La Loi du Karma ou l'impermanence d'une identité peut être déterminée comme une
continuité mais jamais une production, Ces deux états successifs « Cause et Effet » ne
peuvent jamais coexister ensemble ou être concomitants donc l’effet ne peut non plus précéder la
cause. Avec l’Enseignement du Bouddha, le temps est cyclique c’est à dire qu’après la
naissance, la vie, la maladie, la vieillesse puis la mort, l’être, qui ne saurait quitter le cycle
Samsara sans passer par l'Éveil, devrait revivre avec tout le poids de son karma mais avec une
autre identité toujours muable parce qu’au cours de sa vie précédente sa personnalité comme son
identité était changeante avec le temps. C’est ce qu’on appelle la transmigration, et qu'avec leur
karma les êtres ne sont jamais nés égaux, ni identiques à qui que ce soit.
Le Karma individuel constitue l’historique (patrimoine) de l’ensemble de nos
activités « mentales, orales, physiques » au cours des vies passées et actuelle, dans tous ces
changements perpétuels seule la continuité constitue la personnalid'une identité muable
mais ce n'est pas une production.
Loi du Karma : Devant les transformations perpétuelles, il n’est aucun agrégat,
aucun objet, aucun phénomène, aucune manifestation d’activité qui ne soit des causes suivies
par leurs effets qui s’enchaînent, se suivent et ne se rompent jamais ».
C.- Loi de l’Interdépendance (coproduction dépendante).
Ainsi dans la transformation perpétuelle et éternelle de la Loi de l’Impermanence
se produisent en dépendance des causes multiples, de la cause des causes la formation et la
disparition de toute chose du monde.
C'est le principe philosophique : « Du rien rien ne vient ». De ce principe de
causalité toute production est nécessairement dépendante de causes multiples - du Karma
et des facteurs externes (le Karma collectif) -. En remontant la chaine ADN (1) on remarque la
vie de chacun dépendant des milliers d’autres vies et de multitudes éléments formant notre corps
(les atomes, les molécules, les protéines, les aliments...) et notre esprit (l'éducation, les études, les
lectures..., l'adaptation) - Lamarck et Darwin -. Nous sommes donc des êtres causés,
dépendants. En effet, Tout s’agrège au cours de la vie et enfin tout se désagrège au moment de
la mort. On peut l'appeler la coproduction conditionnée (phénomènes conditionnés).

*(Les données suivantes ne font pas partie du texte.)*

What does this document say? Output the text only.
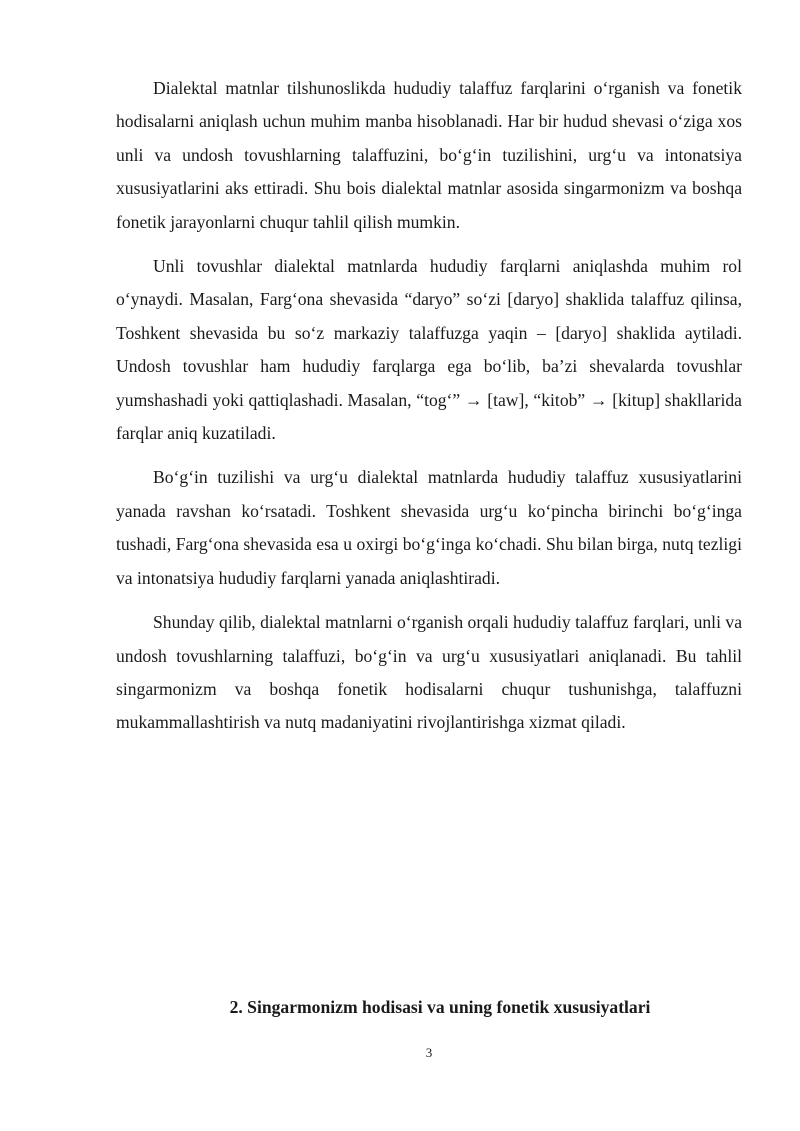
Dialektal matnlar tilshunoslikda hududiy talaffuz farqlarini o‘rganish va fonetik hodisalarni aniqlash uchun muhim manba hisoblanadi. Har bir hudud shevasi o‘ziga xos unli va undosh tovushlarning talaffuzini, bo‘g‘in tuzilishini, urg‘u va intonatsiya xususiyatlarini aks ettiradi. Shu bois dialektal matnlar asosida singarmonizm va boshqa fonetik jarayonlarni chuqur tahlil qilish mumkin.

Unli tovushlar dialektal matnlarda hududiy farqlarni aniqlashda muhim rol o‘ynaydi. Masalan, Farg‘ona shevasida “daryo” so‘zi [daryo] shaklida talaffuz qilinsa, Toshkent shevasida bu so‘z markaziy talaffuzga yaqin – [daryo] shaklida aytiladi. Undosh tovushlar ham hududiy farqlarga ega bo‘lib, ba’zi shevalarda tovushlar yumshashadi yoki qattiqlashadi. Masalan, “tog‘” → [taw], “kitob” → [kitup] shakllarida farqlar aniq kuzatiladi.

Bo‘g‘in tuzilishi va urg‘u dialektal matnlarda hududiy talaffuz xususiyatlarini yanada ravshan ko‘rsatadi. Toshkent shevasida urg‘u ko‘pincha birinchi bo‘g‘inga tushadi, Farg‘ona shevasida esa u oxirgi bo‘g‘inga ko‘chadi. Shu bilan birga, nutq tezligi va intonatsiya hududiy farqlarni yanada aniqlashtiradi.

Shunday qilib, dialektal matnlarni o‘rganish orqali hududiy talaffuz farqlari, unli va undosh tovushlarning talaffuzi, bo‘g‘in va urg‘u xususiyatlari aniqlanadi. Bu tahlil singarmonizm va boshqa fonetik hodisalarni chuqur tushunishga, talaffuzni mukammallashtirish va nutq madaniyatini rivojlantirishga xizmat qiladi.

2. Singarmonizm hodisasi va uning fonetik xususiyatlari
3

(1) l’hérédité acquise par adaptation sous les effets des circonstances (théorie de Lamarck) ou
par évolution en fonction de l’environnement (théorie de Darwin) …
Pour Nagarjuna ce, qui naît des causes, ne naît pas en réalité : que l’être causé et
conditionné que nous sommes ne représente pas une existence en soi et pour soi, et que le
« moi » impermanent (Vô-Ngã) ne peut être intrinsèque, indépendant et autogène…
Dans le Domaine du Conditionné (Samsâra), suivant la loi de l’Interdépendance
tout existe en dépendance des causes, des causes des causes …. à l’infini : Rien n’existe sans
une cause, et Rien n’existe en soi et pour soi.